Due italiane in finale di una prova dello Slam. Anche solo immaginare un risultato del genere avrebbe richiesto la fantasia di uno sceneggiatore hollywodiano, uno di quelli che amano gli happy ending, per intenderci. Roberta Vinci da Taranto e Flavia Pennetta da Brindisi, cresciute insieme con una racchetta in mano, si giocheranno oggi la finale degli Us Open 2015, in un derby tutto azzurro in salsa newyorchese. 

Ma mentre la carriera della Pennetta ha seguito una linea di continuità, al netto degli infortuni e degli alti e bassi che contraddistinguono la carriera di una tennista professionista, Roberta Vinci ha obiettivamente colto un successo del tutto inatteso contro Serena Williams, titolare di 21 Major vinti e a un passo dal completare il Grand Slam, prima atleta femminile ad andarci vicino dai tempi di Steffi Graf. Nella vittoria della tarantina, neanche testa di serie in questi magici Us Open 2015, c'è molto del suo passato e del suo gioco antico, per certi versi vetusto, di certo fuori moda. E' stato il trionfo della tecnica abbinata alla tattica quello di Roberta, in un match che ha chiuso una giornata storica per il tennis italiano. Saranno in molti ora, tra tifosi e addetti ai lavori, ad evidenziare il crollo psicologico di Serena, paralizzata dalla tensione e da un obbligo di vincere che l'ha bloccata sul più bello, quando il difficile sembrava fatto e il meglio doveva ancora venire. Ma se nell'intero 2015 l'unica giocatrice capace di battere la più giovane delle sorelle Williams è stata Roberta Vinci, allora il clamoroso upset dell'Arthur Ashe non può essere stato solo frutto dei fantasmi e dei timori di Serena.

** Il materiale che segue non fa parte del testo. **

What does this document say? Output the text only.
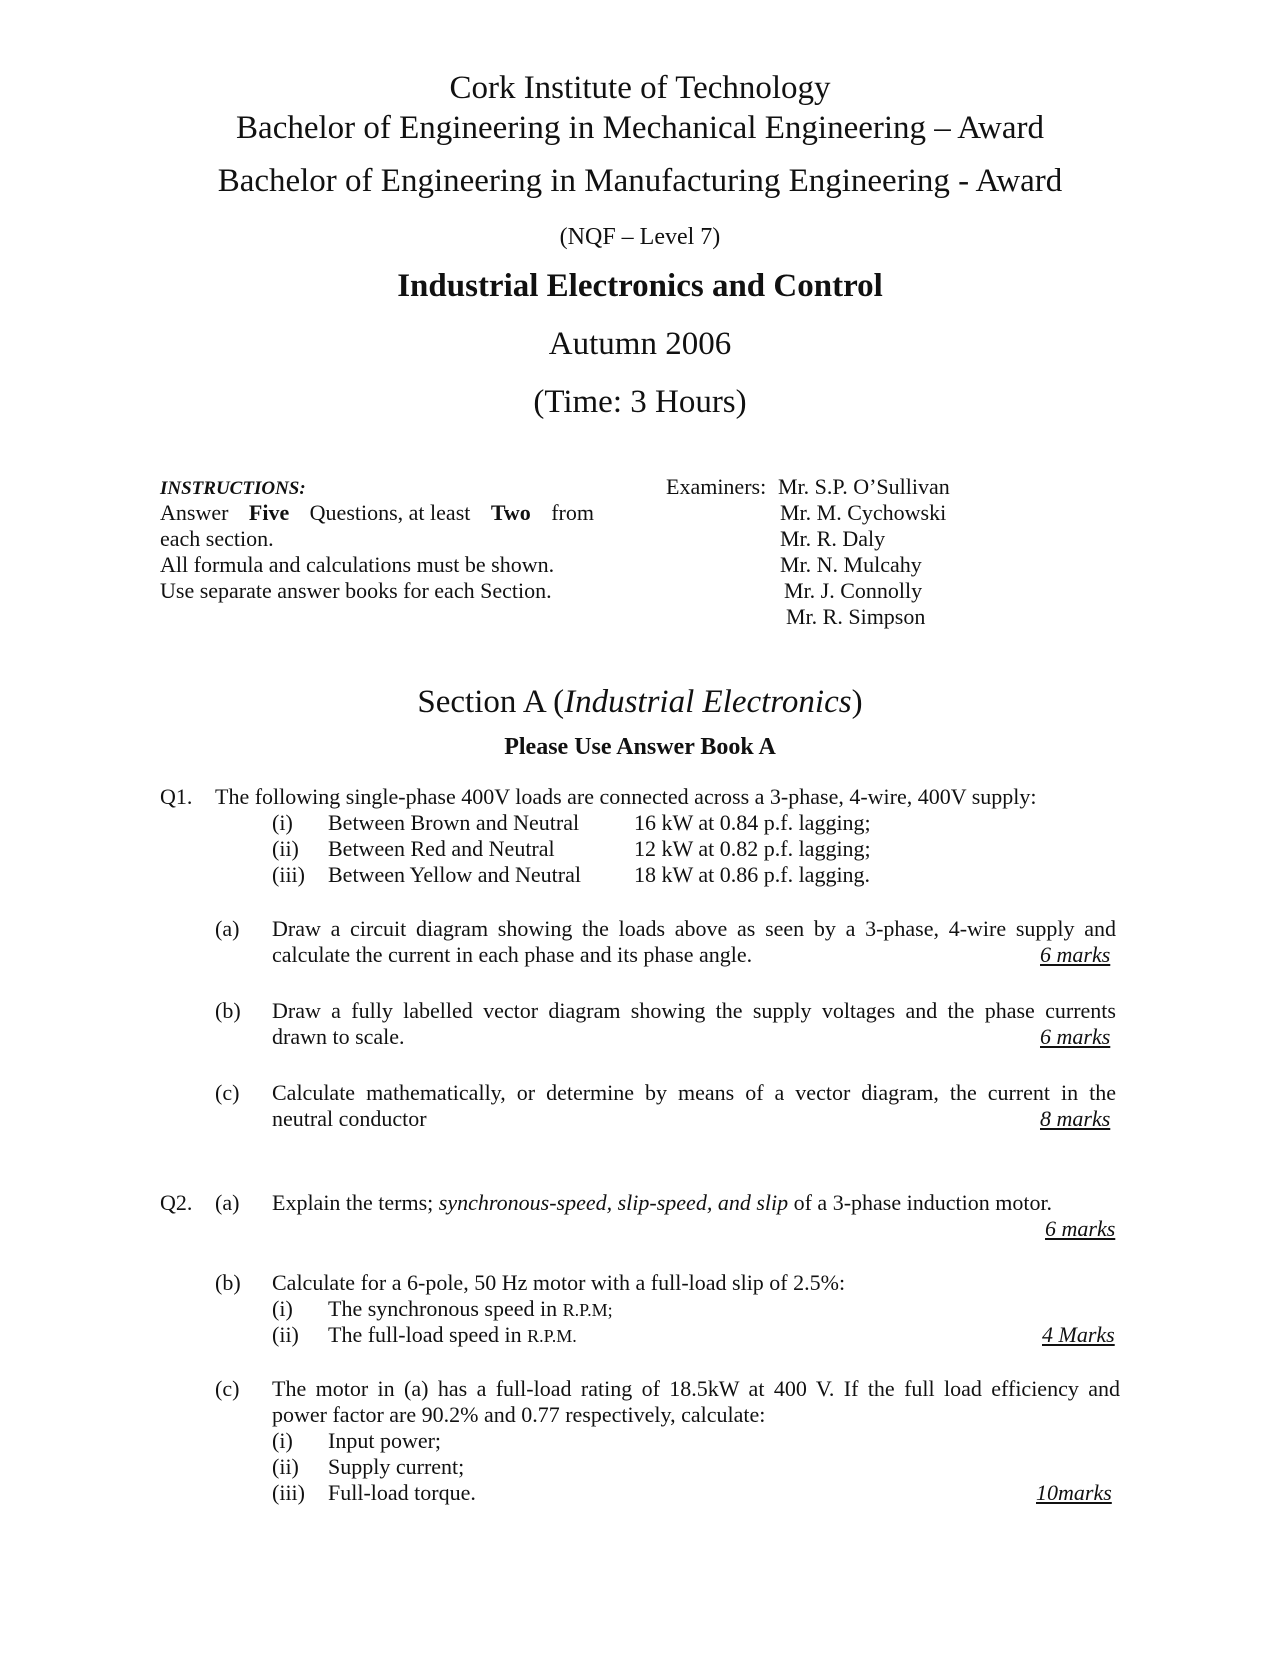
Cork Institute of Technology
Bachelor of Engineering in Mechanical Engineering – Award
Bachelor of Engineering in Manufacturing Engineering - Award
(NQF – Level 7)
Industrial Electronics and Control
Autumn 2006
(Time: 3 Hours)
INSTRUCTIONS:
Answer Five Questions, at least Two from
each section.
All formula and calculations must be shown.
Use separate answer books for each Section.
Examiners: Mr. S.P. O’Sullivan
Mr. M. Cychowski
Mr. R. Daly
Mr. N. Mulcahy
Mr. J. Connolly
Mr. R. Simpson
Section A (Industrial Electronics)
Please Use Answer Book A
Q1. The following single-phase 400V loads are connected across a 3-phase, 4-wire, 400V supply:
(i) Between Brown and Neutral 16 kW at 0.84 p.f. lagging;
(ii) Between Red and Neutral	12 kW at 0.82 p.f. lagging;
(iii) Between Yellow and Neutral 18 kW at 0.86 p.f. lagging.
(a) Draw a circuit diagram showing the loads above as seen by a 3-phase, 4-wire supply and
calculate the current in each phase and its phase angle.	6 marks
(b) Draw a fully labelled vector diagram showing the supply voltages and the phase currents
drawn to scale.	6 marks
(c) Calculate mathematically, or determine by means of a vector diagram, the current in the
neutral conductor	8 marks
Q2. (a) Explain the terms; synchronous-speed, slip-speed, and slip of a 3-phase induction motor.
6 marks
(b) Calculate for a 6-pole, 50 Hz motor with a full-load slip of 2.5%:
(i) The synchronous speed in R.P.M;
(ii) The full-load speed in R.P.M.	4 Marks
(c) The motor in (a) has a full-load rating of 18.5kW at 400 V. If the full load efficiency and
power factor are 90.2% and 0.77 respectively, calculate:
(i) Input power;
(ii) Supply current;
(iii) Full-load torque.	10marks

L'impresa dell'azzurra nasce da una condotta di gara sapiente e controllata. L'utilizzo esasperato del back di rovescio (anche se sarebbe più corretto parlare di slice, tanto la palla rimbalzava bassa) ha infastidito la sua avversaria più di quanto fosse lecito attendersi, al punto che l'americana ha cercato più volte il diritto della Vinci per poter colpire la palla almeno all'altezza delle anche. Ma per evitare i profondi e micidiali rovesci dell'italiana, la Williams ha lasciato così sguarnita buona parte della propria metà campo, condannandosi a correre una mezza maratona che non è nelle sue corde. Chiamata a rete con estrema intelligenza dalla Vinci, Serenona ha mostrato tutte le incertezze e i limiti tecnici derivanti dal dover fronteggiare passanti non potenti ma insidiosi, palle senza peso probabilmente mai provate prima. Il capolavoro della tarantina è stato proprio quello di trasformare la sua atipicità, spesso fonte di difficoltà per se stessa più che per le sue avversarie, in in rebus senza soluzione per la numero uno del mondo, completamente spaesata da ciò che proveniva dall'altra parte della rete.

Roberta Vinci ha completato poi l'opera nel finale di match facendo tesoro di tutta l'esperienza da grande doppista accumulata in un'intera carriera. Eccezionali due demi-voleè (l'ultima sul match point) che hanno costretto al silenzio il pubblico americano, incredulo di fronte allo spettacolo offerto sull'Arthur Ashe, ancora più spettacolare un attacco tagliato di rovescio al termine di uno scambio lunghissimo, che ha definitivamente demoralizzato la Williams. Per una volta il tennis versione vintage ha avuto la sua rivincita, sul palcoscenico più nobile, contro un'avversaria dalle caratteristiche tecniche opposte, e al momento giusto (semifinale Slam in diretta mondiale). Ecco perchè il glory day di Robertina Vinci ha il sapore di una favola, oltre che di un'impresa, perchè ha esaltato un gioco prezioso quanto un capolavoro del passato, a lungo sottovalutato prima del pomeriggio di ieri, dopo il quale si è finalmente autorizzati a dire, senza timore di incorrere nella solita e stucchevole retorica sportiva, che Davide ha battuto Golia.